Having a corporate on the cap table comes with myriad advantages, but to have one on the board means you need to have absolute trust that they’re on the same page in terms of prioritising the needs of the startup.
Seek guidance, but don’t disregard control
The extent to which you optimise for control or guidance when structuring your boardroom will depend on several things, including how much experience you have building companies, and how founder-friendly the investors are.
“You have to operate within the constraints, and the constraints are that each equity fundraise could result in some form of board seats that you have to give up. So within that, you want to have more seats than they have seats,” says the startup founder.
“Otherwise, you have this Sam Altman problem where you can get voted out without you even knowing, and the next day you come to work and you’re like, what the fuck’s going on here? That’s effectively what you want to avoid.”
Guidance is important, he says, but when board members have control, they can be less incentivised to guide founders — as they could just replace them with someone they don’t need to guide.
Here’s another lever founders can pull: adding a board seat that you don’t need to fill right away, and saving it for a rainy day, as this founder did.
“[Investors in the last round] added another preferred seat, but I didn’t want a 2-2. So we bumped up the common seats to three, making it 3-2, but I didn’t feel the need to add anyone in there yet. If there’s a gridlock, then I will put someone in there to vote in my favour.”
Standing your ground is easier said than done when you need the money. If you have to choose between laying your people off and accepting a less-than-ideal board appointment, you might just have to bite the bullet. Even when you have a choice and can pick who you accept money from, you don’t necessarily get to pick who they put in the board seat granted them.
An experienced investor, though, will know that what they do now will have strong knock-on effects for their investment down the line.

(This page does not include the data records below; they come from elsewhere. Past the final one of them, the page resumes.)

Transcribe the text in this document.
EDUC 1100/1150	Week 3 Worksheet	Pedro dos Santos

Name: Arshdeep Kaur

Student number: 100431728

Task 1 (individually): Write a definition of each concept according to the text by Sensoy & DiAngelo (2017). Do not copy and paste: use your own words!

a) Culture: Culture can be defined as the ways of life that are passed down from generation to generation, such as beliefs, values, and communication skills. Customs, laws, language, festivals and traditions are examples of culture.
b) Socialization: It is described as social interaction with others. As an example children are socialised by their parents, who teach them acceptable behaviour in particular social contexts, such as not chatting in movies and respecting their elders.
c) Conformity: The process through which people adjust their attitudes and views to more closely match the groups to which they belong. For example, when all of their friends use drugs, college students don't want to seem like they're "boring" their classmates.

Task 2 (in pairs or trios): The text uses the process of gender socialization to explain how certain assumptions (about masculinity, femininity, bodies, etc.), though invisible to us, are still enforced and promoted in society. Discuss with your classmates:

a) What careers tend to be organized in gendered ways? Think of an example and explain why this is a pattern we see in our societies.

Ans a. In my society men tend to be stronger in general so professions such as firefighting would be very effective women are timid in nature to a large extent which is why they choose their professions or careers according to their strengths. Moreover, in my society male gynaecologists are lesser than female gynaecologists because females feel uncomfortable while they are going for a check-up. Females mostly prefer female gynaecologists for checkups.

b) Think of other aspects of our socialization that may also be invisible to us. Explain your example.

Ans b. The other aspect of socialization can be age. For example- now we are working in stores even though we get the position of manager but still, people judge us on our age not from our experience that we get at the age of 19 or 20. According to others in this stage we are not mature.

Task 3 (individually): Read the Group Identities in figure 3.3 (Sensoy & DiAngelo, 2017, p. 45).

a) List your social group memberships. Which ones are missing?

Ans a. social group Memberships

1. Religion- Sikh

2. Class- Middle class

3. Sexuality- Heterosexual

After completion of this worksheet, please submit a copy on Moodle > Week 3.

“The more professional investors will understand that it would be an issue in future rounds if they give themselves too much control at this point, but the more immature or less professional investors will grab everything that they can,” says Nielsen
“I’ve helped so many different companies that had cap tables that made the companies unfundable because the investors simply had taken too much of the cap table and thus also too much control in the boardroom.”
Though you may have to take some things on the chin this doesn’t mean you have to take it all lying down.
“One of the things that tends to surprise some, especially new, founders is that they don’t think that they can kind of push back on these terms. They think that the terms are non-negotiable,” says Nielsen, even when investors present certain terms as industry standard or the “right way” to do things.
Who gets to sit on your board is, in some way or another, always going to be negotiable, and never forget that no board seat should be forever. Any investment agreement should have in it a minimum share threshold for board membership – dilute beneath that in future rounds and you’re out.